The Japanese Army’s first generation of monoplane fighter was Nakajima’s Ki-27.  This type entered service in 1937, saw extensive service in China and continued into World War II.

The Nate possessed the extreme sort of maneuverability that would be typical even of more modern Japanese designs.  With very light wing loading the type was nearly as maneuverable as the bi-plane it replaced (Ki-10) and almost as fast as those “more modern” foreign types.  It achieved aerial superiority over China while facing mainly older western aircraft and a few newer Polikarpov I-16s. When all out war erupted between Japan and the Soviet Union in Nomonhan Mongolia during the summer of 1939, the Japanese Army again won air superiority.  Even if this war went poorly for the Japanese on the ground they dominated the air until the last few weeks when the Soviets introduced some later model I-16s with pilot armor and self sealing fuel tanks.

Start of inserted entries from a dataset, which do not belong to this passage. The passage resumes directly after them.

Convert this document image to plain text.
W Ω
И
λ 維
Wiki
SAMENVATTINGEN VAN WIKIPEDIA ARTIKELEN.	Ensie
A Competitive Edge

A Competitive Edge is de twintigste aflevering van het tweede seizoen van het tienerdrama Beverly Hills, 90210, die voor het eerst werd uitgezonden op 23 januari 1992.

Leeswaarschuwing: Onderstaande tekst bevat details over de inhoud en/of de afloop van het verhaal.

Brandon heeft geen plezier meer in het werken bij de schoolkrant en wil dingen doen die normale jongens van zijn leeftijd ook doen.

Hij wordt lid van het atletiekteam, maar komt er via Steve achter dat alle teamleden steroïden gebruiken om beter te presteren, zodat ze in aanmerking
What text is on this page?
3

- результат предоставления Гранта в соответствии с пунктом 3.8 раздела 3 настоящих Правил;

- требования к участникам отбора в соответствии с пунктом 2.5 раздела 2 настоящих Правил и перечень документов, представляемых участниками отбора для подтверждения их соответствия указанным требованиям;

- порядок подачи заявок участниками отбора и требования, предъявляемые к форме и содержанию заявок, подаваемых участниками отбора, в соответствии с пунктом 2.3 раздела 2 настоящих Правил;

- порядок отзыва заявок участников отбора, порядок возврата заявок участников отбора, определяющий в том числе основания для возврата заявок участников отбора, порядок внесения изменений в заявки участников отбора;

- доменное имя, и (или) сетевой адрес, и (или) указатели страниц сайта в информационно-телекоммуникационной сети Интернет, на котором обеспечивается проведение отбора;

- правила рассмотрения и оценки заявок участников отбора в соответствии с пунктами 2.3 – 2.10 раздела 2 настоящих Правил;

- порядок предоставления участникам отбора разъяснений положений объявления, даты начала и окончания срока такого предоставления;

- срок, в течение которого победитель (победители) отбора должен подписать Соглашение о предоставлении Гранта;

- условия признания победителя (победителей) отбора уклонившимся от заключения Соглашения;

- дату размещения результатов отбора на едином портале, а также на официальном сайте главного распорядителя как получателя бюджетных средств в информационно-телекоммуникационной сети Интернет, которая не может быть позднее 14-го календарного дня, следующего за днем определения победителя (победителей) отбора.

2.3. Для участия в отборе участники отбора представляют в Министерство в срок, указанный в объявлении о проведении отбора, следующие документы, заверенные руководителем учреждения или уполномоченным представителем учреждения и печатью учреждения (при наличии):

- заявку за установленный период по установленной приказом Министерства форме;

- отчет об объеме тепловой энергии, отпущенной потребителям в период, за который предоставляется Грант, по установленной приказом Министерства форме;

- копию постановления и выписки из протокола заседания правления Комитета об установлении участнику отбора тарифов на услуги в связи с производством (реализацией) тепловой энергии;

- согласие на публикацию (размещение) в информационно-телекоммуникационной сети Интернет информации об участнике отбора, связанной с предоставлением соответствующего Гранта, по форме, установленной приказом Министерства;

Most of the West drew some poor conclusions from fighting in China. The Ki-27 was generally dismissed for its obsolescence by analysts who failed to consider what the next generation of Japanese designs might bring.  When World War II did break out, the Ki-27 did indeed prove to be out of date; it generally performed poorly against Buffaloes in Singapore and Malaysia and P-40s over China and the Philippines.  But its replacement was at hand and Nakajima’s much more capable Ki-43 Oscar (along with the Japanese Navy’s A6M Zero) shredded Allied air defenses.

Our 1/30 scale model was one flown by Warrant Officer H. Shinohara, it is shown here with ten kill marks, although WO Shinohara would amass 58 kills before his death.  He had 11 kills in one day, a record not surpassed by any Japanese pilot ever before or since.